Lijit redesigned their home page in the past days, giving it a “more open, roomy, and serene feeling”, “all the same functionality without the clutter”, according to the Lijit blog. You can still check out the old lijit home page from the Google cache and the new one as of this morning.

With many of these new social search engines, we need a bit of help understanding what to do. The old home page was very clear about what to do, directing visitors’ behavior to engage quickly. I am not sure the new home accomplishes muc. Or is it one of these attempts like the PreFound redesign as articulated by Greg Sterling to rise above the noise? This said, the global navigation at the top right is a bit cleaner.

Led by CEO Todd Vernon and CTO Stan James, Lijit was incorporated in June, 2006 and closed an initial round of funding to ride the consumer generated media explosion. Lijit’s positioning is relatively straight forward: searching people, their content, and their connections. It’s a better way to search for information, people, their content, and their connections. Like more and more users, I have created accounts in several places including Del.icio.us, BlueDot, LinkedIn, flickr, Blinklist, Digg, Furl, Ma.gnolia, reddit, StumbleUpon, YouTube, MySpace and others in the process of studying Internet sentiment analysis and online reputation management.
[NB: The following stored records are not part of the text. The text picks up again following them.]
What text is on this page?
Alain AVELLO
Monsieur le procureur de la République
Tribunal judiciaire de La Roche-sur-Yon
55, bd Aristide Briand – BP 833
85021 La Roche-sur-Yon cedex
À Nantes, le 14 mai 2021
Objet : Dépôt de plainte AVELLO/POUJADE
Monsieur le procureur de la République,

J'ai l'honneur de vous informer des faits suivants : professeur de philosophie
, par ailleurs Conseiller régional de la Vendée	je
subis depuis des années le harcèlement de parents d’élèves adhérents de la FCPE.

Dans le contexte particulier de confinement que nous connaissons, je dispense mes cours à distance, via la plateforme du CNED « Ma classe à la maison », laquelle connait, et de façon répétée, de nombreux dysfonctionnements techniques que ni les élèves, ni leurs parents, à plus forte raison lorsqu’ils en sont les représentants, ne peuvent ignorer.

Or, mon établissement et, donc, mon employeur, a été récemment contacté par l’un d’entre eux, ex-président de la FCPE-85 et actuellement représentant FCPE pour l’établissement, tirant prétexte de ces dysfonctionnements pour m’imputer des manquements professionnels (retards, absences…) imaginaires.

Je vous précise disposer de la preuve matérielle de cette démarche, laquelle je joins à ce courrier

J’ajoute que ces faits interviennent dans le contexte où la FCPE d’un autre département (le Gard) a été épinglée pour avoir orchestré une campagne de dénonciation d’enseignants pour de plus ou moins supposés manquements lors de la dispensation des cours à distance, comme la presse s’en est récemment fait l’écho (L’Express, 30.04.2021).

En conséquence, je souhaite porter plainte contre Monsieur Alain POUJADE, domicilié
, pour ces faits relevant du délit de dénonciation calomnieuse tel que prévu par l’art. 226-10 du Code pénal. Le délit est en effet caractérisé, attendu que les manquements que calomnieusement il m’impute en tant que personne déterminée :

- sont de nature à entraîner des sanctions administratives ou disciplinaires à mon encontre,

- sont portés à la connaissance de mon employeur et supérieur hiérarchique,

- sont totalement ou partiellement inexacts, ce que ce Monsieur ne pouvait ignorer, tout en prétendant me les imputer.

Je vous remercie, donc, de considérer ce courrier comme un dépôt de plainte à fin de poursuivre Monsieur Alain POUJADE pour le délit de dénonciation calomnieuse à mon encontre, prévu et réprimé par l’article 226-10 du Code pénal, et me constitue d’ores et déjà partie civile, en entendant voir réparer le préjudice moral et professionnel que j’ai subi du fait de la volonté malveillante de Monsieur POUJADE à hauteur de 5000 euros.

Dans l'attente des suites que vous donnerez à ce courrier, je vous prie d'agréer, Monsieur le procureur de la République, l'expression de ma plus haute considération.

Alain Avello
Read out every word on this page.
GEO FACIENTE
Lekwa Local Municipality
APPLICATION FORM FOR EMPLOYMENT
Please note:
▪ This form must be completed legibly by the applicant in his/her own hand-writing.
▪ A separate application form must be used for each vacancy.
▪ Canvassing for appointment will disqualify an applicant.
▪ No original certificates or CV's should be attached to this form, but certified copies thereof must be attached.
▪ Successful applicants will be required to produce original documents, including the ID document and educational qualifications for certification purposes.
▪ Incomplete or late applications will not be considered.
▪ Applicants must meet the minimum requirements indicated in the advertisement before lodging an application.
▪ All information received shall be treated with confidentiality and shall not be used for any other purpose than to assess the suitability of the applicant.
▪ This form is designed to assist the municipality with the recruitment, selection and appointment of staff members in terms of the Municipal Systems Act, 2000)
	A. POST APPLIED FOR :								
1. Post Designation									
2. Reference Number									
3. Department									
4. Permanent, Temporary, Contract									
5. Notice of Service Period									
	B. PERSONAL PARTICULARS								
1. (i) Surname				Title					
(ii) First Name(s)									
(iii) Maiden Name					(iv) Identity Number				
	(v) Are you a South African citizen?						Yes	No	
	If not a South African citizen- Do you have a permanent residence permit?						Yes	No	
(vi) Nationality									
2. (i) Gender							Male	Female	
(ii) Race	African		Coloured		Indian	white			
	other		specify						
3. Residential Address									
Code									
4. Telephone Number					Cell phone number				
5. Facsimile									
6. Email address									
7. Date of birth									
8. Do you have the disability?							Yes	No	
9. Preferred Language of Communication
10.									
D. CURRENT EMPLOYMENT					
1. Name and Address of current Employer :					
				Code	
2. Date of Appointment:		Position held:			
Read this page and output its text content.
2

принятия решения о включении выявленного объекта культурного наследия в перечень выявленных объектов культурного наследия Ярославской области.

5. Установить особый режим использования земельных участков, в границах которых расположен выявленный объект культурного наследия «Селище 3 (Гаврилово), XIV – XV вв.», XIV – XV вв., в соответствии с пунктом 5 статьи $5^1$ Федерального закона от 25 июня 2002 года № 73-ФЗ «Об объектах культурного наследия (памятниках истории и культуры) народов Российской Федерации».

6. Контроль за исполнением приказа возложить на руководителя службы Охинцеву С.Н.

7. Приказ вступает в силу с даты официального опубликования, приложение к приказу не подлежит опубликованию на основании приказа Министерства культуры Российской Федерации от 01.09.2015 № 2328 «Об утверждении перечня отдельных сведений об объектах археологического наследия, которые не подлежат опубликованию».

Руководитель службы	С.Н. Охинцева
Beside creating two new characters referred to as “Crazy Head Girl” and “Serene Egghead Man”, Lijit also released a new search box widget. Like most other distributed entry point adoption strategy, the Lijit widget search box can be easily added to your blog or Website. My favorite feature – not that my Lijit search box got much traction so far – is the reporting. Lijit reports on the searches performed, their sources, content clicked on, top 25 searches and more such that you can get a better understanding of your reader community.

Lijit buzz is on the rise; following are the now traditional online buzz monitoring from Nielsen BuzzMetrics BlogPulse and IceRocket. No data from OpinMind nor Sucks/Rocks to get a feel about tone polarity unfortunately.

IceRocket reports 1.7 posts a day over the past months.